Kong rapidly creates and destroys upstream connections when keepalive isn't working properly, causing CPU spikes and connection exhaustion. Default keepalive of 1000 connections × 20 upstreams = 20,000 open connections, overwhelming backend services.
Kong resolves upstream hostnames for every request by default, adding 20-100ms latency per request. This DNS lookup overhead becomes a severe bottleneck at high request rates.
Kong's default mem_cache_size of 128MB is insufficient for production, causing excessive database queries for configuration lookups. Real deployments with 10,000+ routes and complex regex patterns require significantly more memory than documented.
Kong's Prometheus plugin is a memory hog consuming +500MB per worker and adding 2ms latency per request.

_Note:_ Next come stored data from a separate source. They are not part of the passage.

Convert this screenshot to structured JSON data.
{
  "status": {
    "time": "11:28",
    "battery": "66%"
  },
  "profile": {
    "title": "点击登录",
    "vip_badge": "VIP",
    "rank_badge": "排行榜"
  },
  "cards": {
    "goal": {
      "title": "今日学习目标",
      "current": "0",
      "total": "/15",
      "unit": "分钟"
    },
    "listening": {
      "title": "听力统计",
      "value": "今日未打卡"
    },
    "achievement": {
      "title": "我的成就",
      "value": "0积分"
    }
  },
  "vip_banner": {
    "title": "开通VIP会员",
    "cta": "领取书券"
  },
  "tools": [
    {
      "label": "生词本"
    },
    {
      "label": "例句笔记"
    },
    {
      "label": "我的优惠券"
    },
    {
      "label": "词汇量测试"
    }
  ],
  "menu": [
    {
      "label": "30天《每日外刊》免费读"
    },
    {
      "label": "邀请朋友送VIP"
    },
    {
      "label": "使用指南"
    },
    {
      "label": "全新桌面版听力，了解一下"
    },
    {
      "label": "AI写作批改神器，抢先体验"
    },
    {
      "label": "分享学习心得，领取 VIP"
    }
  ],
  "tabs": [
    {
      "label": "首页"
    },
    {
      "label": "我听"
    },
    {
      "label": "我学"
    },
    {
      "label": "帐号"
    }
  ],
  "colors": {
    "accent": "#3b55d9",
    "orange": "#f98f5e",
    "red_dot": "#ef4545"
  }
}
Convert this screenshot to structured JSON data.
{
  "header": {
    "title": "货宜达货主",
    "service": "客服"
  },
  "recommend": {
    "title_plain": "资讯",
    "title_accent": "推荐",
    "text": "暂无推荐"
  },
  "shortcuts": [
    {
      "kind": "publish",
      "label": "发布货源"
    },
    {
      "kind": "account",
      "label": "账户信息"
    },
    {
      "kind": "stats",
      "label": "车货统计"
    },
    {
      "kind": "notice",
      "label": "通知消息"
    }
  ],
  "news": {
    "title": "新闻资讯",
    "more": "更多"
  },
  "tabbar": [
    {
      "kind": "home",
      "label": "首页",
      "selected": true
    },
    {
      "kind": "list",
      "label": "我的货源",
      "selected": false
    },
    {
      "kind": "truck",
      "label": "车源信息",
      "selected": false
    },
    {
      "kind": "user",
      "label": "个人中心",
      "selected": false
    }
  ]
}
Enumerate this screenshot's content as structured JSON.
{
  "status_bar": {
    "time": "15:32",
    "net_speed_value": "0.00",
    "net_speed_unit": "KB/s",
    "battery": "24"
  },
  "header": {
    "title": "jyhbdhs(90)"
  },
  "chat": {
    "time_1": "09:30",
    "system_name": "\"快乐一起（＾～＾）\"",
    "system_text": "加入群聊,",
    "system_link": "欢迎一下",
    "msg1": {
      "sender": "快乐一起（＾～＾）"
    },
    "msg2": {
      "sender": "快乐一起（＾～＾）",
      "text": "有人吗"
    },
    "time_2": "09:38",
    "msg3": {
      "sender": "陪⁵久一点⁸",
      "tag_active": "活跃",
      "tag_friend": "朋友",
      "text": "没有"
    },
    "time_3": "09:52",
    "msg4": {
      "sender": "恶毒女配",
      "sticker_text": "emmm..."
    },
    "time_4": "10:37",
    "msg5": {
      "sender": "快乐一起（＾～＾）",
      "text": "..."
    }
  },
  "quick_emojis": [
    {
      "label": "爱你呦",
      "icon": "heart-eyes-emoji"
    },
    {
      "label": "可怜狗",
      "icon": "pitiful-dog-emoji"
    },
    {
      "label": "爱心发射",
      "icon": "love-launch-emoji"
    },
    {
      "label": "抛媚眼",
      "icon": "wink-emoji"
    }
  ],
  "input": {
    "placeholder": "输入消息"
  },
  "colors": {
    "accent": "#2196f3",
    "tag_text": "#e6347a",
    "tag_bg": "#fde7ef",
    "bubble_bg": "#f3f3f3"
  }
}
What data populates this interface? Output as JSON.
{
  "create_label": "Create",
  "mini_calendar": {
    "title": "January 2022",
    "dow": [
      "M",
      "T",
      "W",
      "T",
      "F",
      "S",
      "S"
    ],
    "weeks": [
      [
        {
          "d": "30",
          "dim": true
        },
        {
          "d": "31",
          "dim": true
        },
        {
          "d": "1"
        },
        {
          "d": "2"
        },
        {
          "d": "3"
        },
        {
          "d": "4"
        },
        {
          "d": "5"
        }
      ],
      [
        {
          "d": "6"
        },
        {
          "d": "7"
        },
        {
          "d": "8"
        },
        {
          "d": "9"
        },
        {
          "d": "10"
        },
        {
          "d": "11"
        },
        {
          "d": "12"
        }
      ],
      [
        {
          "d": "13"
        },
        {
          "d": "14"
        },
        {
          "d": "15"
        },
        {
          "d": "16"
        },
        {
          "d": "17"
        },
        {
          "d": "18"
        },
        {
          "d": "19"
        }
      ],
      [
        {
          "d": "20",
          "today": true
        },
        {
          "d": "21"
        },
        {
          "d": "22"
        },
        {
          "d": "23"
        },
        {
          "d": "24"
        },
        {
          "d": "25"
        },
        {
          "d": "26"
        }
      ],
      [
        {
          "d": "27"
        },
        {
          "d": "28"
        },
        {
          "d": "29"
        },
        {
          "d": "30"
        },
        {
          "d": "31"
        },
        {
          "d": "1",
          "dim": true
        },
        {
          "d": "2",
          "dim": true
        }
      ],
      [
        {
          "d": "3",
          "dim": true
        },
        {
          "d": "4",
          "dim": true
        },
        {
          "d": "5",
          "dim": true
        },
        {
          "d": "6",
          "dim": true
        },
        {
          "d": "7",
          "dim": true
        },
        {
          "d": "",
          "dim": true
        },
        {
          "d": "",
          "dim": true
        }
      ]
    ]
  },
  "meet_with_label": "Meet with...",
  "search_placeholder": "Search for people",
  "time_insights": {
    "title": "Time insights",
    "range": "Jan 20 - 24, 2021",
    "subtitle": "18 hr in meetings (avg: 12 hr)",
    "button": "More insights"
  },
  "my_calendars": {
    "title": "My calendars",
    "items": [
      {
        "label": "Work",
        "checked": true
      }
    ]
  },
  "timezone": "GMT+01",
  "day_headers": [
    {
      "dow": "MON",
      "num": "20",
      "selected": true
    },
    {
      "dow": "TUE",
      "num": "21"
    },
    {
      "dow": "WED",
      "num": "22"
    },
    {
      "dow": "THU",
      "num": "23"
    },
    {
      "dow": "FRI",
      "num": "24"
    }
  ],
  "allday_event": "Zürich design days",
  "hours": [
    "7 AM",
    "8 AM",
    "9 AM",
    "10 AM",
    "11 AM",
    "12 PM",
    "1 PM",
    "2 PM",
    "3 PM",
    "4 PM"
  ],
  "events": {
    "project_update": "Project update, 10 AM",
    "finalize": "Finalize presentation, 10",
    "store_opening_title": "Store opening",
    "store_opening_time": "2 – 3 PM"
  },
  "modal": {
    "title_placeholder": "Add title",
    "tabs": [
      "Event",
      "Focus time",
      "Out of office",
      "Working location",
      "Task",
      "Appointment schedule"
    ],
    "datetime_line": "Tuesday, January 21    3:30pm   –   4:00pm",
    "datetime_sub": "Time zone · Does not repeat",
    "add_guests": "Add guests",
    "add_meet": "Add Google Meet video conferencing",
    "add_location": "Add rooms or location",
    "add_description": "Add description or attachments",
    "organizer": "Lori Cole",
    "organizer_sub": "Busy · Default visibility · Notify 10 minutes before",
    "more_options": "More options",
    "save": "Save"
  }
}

It periodically scans all entities, causing CPU spikes that can peg CPU at 100%.
Kong returns 502 Bad Gateway errors even when backend services are healthy, caused by connection limits, DNS failures, network timeouts, or health check misconfigurations marking upstreams as down incorrectly.
Kong's Active Tracing (now Konnect Debugger) provides OpenTelemetry-compatible traces showing exact plugin execution time, phase durations, and upstream latency breakdown—revealing bottlenecks invisible to external APM tools.
Kong's readiness endpoint doesn't immediately respond 200 OK after startup because it takes time to load configuration and build data structures. Load balancers using this probe may prematurely route traffic to unready nodes.
Overly broad route regex patterns (like catching any path starting with 'p') can hijack requests intended for other routes. Kong processes routes in priority order, so catch-all patterns must be carefully ordered to avoid stealing traffic.